Other publishers are trying a similar approach. From December 17 through January 3, to coincide with the release of Alexandra Bullen's Wishful Thinking, Scholastic offered a free e-book download of the author's first book, Wish, with a preview chapter of the new title. The word spread virally after Scholastic posted information about the offer on its Facebook page, Twitter feed, and On Our Minds blog, and the news spread through teen bloggers and YA Web sites.

Little, Brown has offered free sampling of chapters and special pricing at $1.99 or $2.99 for the first books in a series. Last spring it offered Stephenie Meyer's The Short Second Life of Bree Tanner free for a month. Publishers are also trying to figure out other ways to grab readers' attention on a screen. "Just to post an e-book is not the end of the story," says Ellie Berger, president of the trade publishing division of Scholastic. "You have to help people find the content there."

One huge, as-yet-untapped e-market: schools. But slowly, some principals and librarians are seeing advantages, including no overdue or lost books, no shelf-shortage issues, and even long-term cost savings. At the beginning of the school year, Clearwater High School in Florida issued a Kindle to all 2,100 students. (And no, they don't get to keep it when they graduate.) "They're reading more than they used to," says Pamela Smith, the school's librarian information specialist. Students' math and English textbooks are also on the e-reader, which can read aloud to them if they need help. Next year textbooks for all classes will be on the e-reader.

The independent Cushing Academy in Ashburnham, Mass., is also a digital school. It owns 96 Kindles, which the biggest bookworms use to read fiction. "It was part of our overall school's decision to go to a 21st-century curriculum," says Tom Corbell, executive director of the school's library. "Long-term it will probably cost less." With Kindle's payment plan, six kids can read each e-book. And they get to read a greater variety of novels than they could in the past, when the school simply used print books. The school holds onto a few print books but has "heavily weeded" its collection, says Corbell.

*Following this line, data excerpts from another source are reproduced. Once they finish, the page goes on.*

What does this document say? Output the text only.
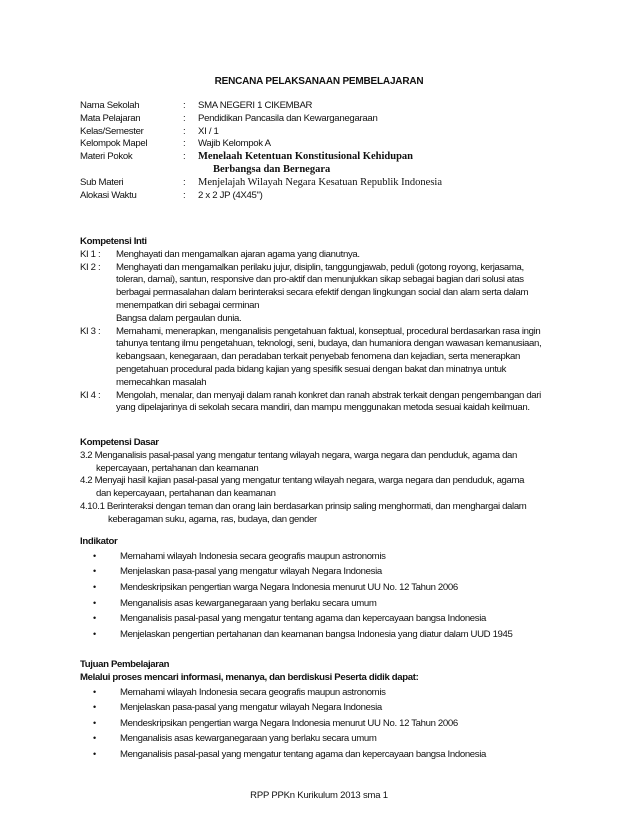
RENCANA PELAKSANAAN PEMBELAJARAN
Nama Sekolah	:	SMA NEGERI 1 CIKEMBAR
Mata Pelajaran	:	Pendidikan Pancasila dan Kewarganegaraan
Kelas/Semester	:	XI / 1
Kelompok Mapel	:	Wajib Kelompok A
Materi Pokok	:	Menelaah Ketentuan Konstitusional Kehidupan
Berbangsa dan Bernegara
Sub Materi	:	Menjelajah Wilayah Negara Kesatuan Republik Indonesia
Alokasi Waktu	:	2 x 2 JP (4X45")
Kompetensi Inti
KI 1 :	Menghayati dan mengamalkan ajaran agama yang dianutnya.
KI 2 :	Menghayati dan mengamalkan perilaku jujur, disiplin, tanggungjawab, peduli (gotong royong, kerjasama,
toleran, damai), santun, responsive dan pro-aktif dan menunjukkan sikap sebagai bagian dari solusi atas
berbagai permasalahan dalam berinteraksi secara efektif dengan lingkungan social dan alam serta dalam
menempatkan diri sebagai cerminan
Bangsa dalam pergaulan dunia.
KI 3 :	Memahami, menerapkan, menganalisis pengetahuan faktual, konseptual, procedural berdasarkan rasa ingin
tahunya tentang ilmu pengetahuan, teknologi, seni, budaya, dan humaniora dengan wawasan kemanusiaan,
kebangsaan, kenegaraan, dan peradaban terkait penyebab fenomena dan kejadian, serta menerapkan
pengetahuan procedural pada bidang kajian yang spesifik sesuai dengan bakat dan minatnya untuk
memecahkan masalah
KI 4 :	Mengolah, menalar, dan menyaji dalam ranah konkret dan ranah abstrak terkait dengan pengembangan dari
yang dipelajarinya di sekolah secara mandiri, dan mampu menggunakan metoda sesuai kaidah keilmuan.
Kompetensi Dasar
3.2 Menganalisis pasal-pasal yang mengatur tentang wilayah negara, warga negara dan penduduk, agama dan
kepercayaan, pertahanan dan keamanan
4.2 Menyaji hasil kajian pasal-pasal yang mengatur tentang wilayah negara, warga negara dan penduduk, agama
dan kepercayaan, pertahanan dan keamanan
4.10.1 Berinteraksi dengan teman dan orang lain berdasarkan prinsip saling menghormati, dan menghargai dalam
keberagaman suku, agama, ras, budaya, dan gender
Indikator
•	Memahami wilayah Indonesia secara geografis maupun astronomis
•	Menjelaskan pasa-pasal yang mengatur wilayah Negara Indonesia
•	Mendeskripsikan pengertian warga Negara Indonesia menurut UU No. 12 Tahun 2006
•	Menganalisis asas kewarganegaraan yang berlaku secara umum
•	Menganalisis pasal-pasal yang mengatur tentang agama dan kepercayaan bangsa Indonesia
•	Menjelaskan pengertian pertahanan dan keamanan bangsa Indonesia yang diatur dalam UUD 1945
Tujuan Pembelajaran
Melalui proses mencari informasi, menanya, dan berdiskusi Peserta didik dapat:
•	Memahami wilayah Indonesia secara geografis maupun astronomis
•	Menjelaskan pasa-pasal yang mengatur wilayah Negara Indonesia
•	Mendeskripsikan pengertian warga Negara Indonesia menurut UU No. 12 Tahun 2006
•	Menganalisis asas kewarganegaraan yang berlaku secara umum
•	Menganalisis pasal-pasal yang mengatur tentang agama dan kepercayaan bangsa Indonesia
RPP PPKn Kurikulum 2013 sma 1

As libraries, publishers, and consumers acknowledge an industry in transition, all recognize that change is inevitable. University of Washington professor Dresang notes that paperbacks were once seen as an "oh, no" version of the book. "I'm old enough to have lived through a big hue and cry over even paperbacks in libraries!" she says. "Back then, people said, ‘That's not a real book.' I see this as the same thing. Reading is reading is reading to me."